Curves for all classifiers in helmet detection. (a) ROC Curve, (b) PR Curve.
It is proven, in [5], that the C4 classifier has limits in the description capability. The Receiver Operating Characteristic (ROC) curve and Precision Recall (PR) curve is plotted to illustrate the efficient performance of the proposed model. The Receiver Operating Characteristic (ROC) curve and Precision Recall (PR) curve is plotted to illustrate the efficient performance of the proposed model as shown in Fig. 3a and b respectively.
Comparing the processing speed
Comparison of different algorithm using different metrics
Testing experimental results
In the proposed model in [7], using regression, the classifier identifies the safety helmet and then calculates the exact location. With the help of these results, the proposed method has outperformed the SSD detector with higher AP during testing phase. This is significant in Table 5. The experimental results, tabulated in Table 6, says both models perform faster than 20 FPS. Real time detecting is achieved in the proposed system. Safety helmets are detected much better in the proposed system when compared with the SSD detector.
The literature [8] found Inception V3 and MobileNets to have better accuracy. MobileNets are more accurate than the VGG models, as shown in Table 7, and were therefore chosen. Single Shot Multibox Detector (SSD) was used with Inception V3 and MobileNets for image detection. MobileNets with SSD gave better results closely followed by Inception V3 with SSD. The arguably more desirable aspect of this approach is that it requires a single runtime and no other image pre-processing algorithms.
KITTI and Cityscapes datasets are used for the experiment by [9]. Different algorithms such as YOLO, MobileNet with SSD, Faster RCNN with ResNet and with Inception, used are compared using different metrics used are shown in Table 8. The experiment included images containing classes with its objects. The classes are “pedestrian” and “car”. The processed images are shown in Fig. 4.
Examples of vehicle and pedestrian detection.
This research tries to shed some light on how it is necessary to know which model is more suitable to the problem statement which can be have a considerable impact in applications.
In this paper, irrespective of the number of detections, the training process can be clearly observed with higher steps and epoch levels when farther and less significant objects are recognized accurately, and the bounding boxes are closer and more precise. In front angle video, at least training levels, only the objects the front lines were detected and with more trained models, FN values were of objects with less visibility among other vehicles. At higher training levels, less visible objects were better detected, and confidence score improved. In the higher angle video, detection of helmets is very low despite having a considerably better motorcycle detection accuracy with lesser epochs. Since this is also observed in SSD but not in Faster RCNN, it is probably not only due to training data distribution and is also due to the build of the algorithms.

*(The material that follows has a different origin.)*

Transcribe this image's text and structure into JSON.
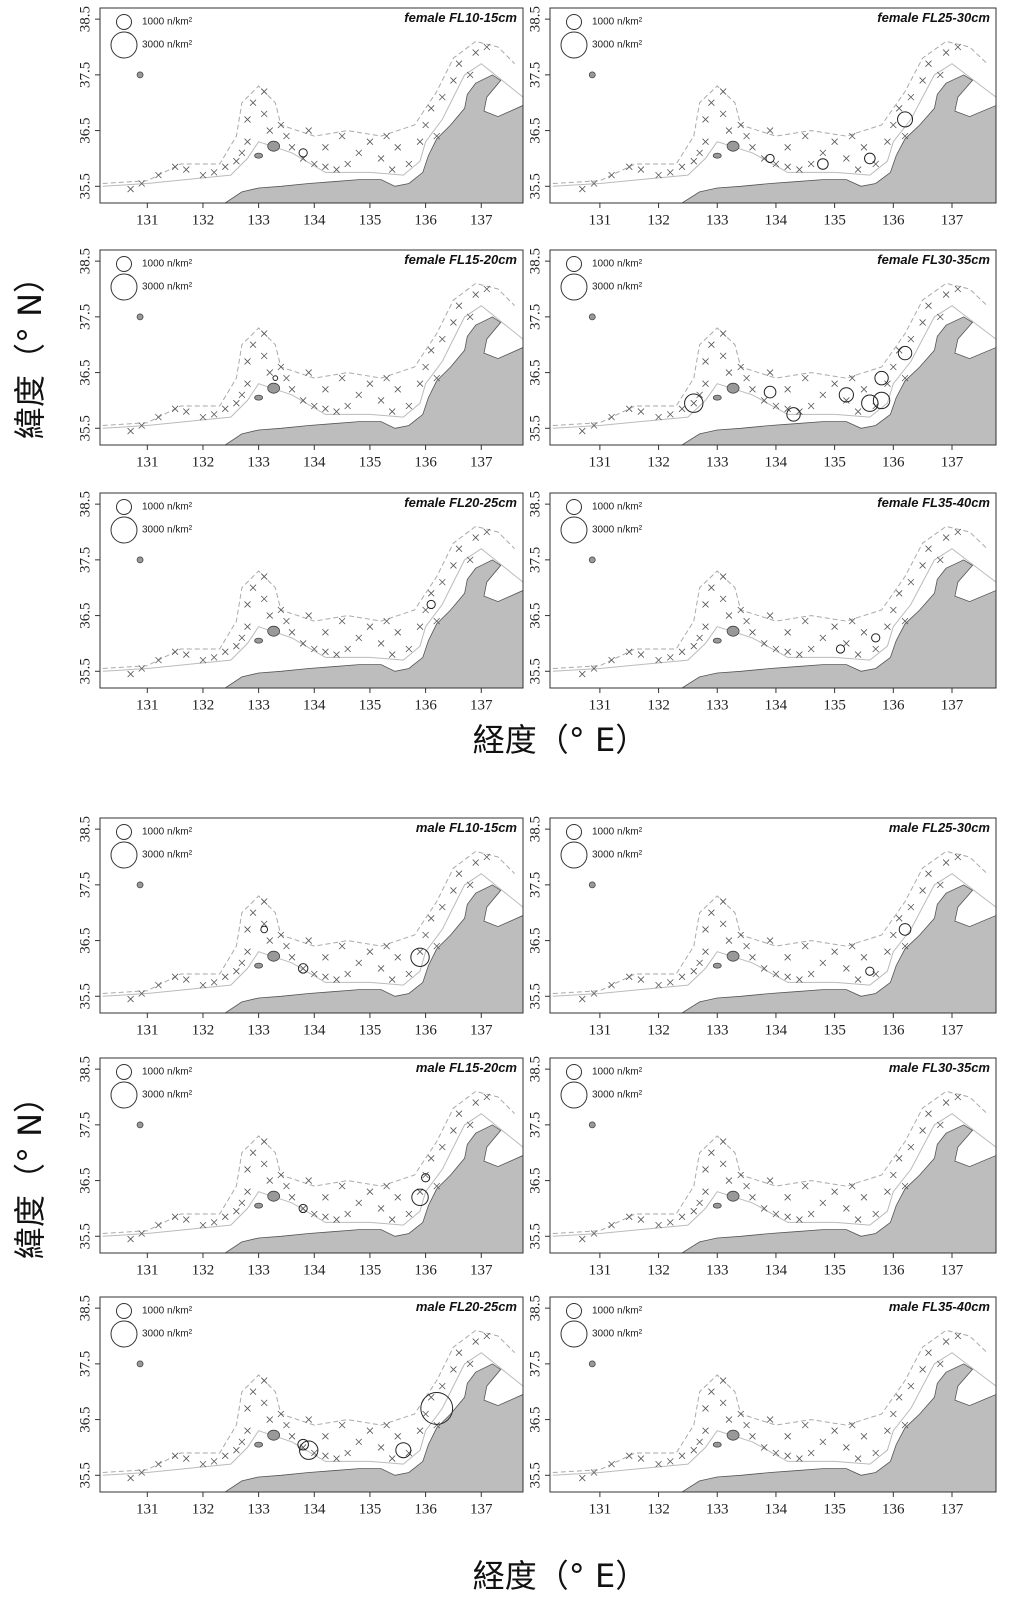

The implementation of the different algorithms on the same dataset highlights the advantages and disadvantages in each. If the most important factor is time and delays cannot be afforded, YOLO is the most suitable algorithm. If precision is the most important factor and time to train and obtain results is not a concern, Faster RCNN is more promising. SSD offers middle ground between these two algorithms. Also, it is important to notice that if FNs are to be vehemently avoided and FPs can be tolerated, Faster RCNN is the most suitable. It can be concluded that the problem statement has to be thoroughly understood and the objectives analyzed before choosing the algorithm to implement.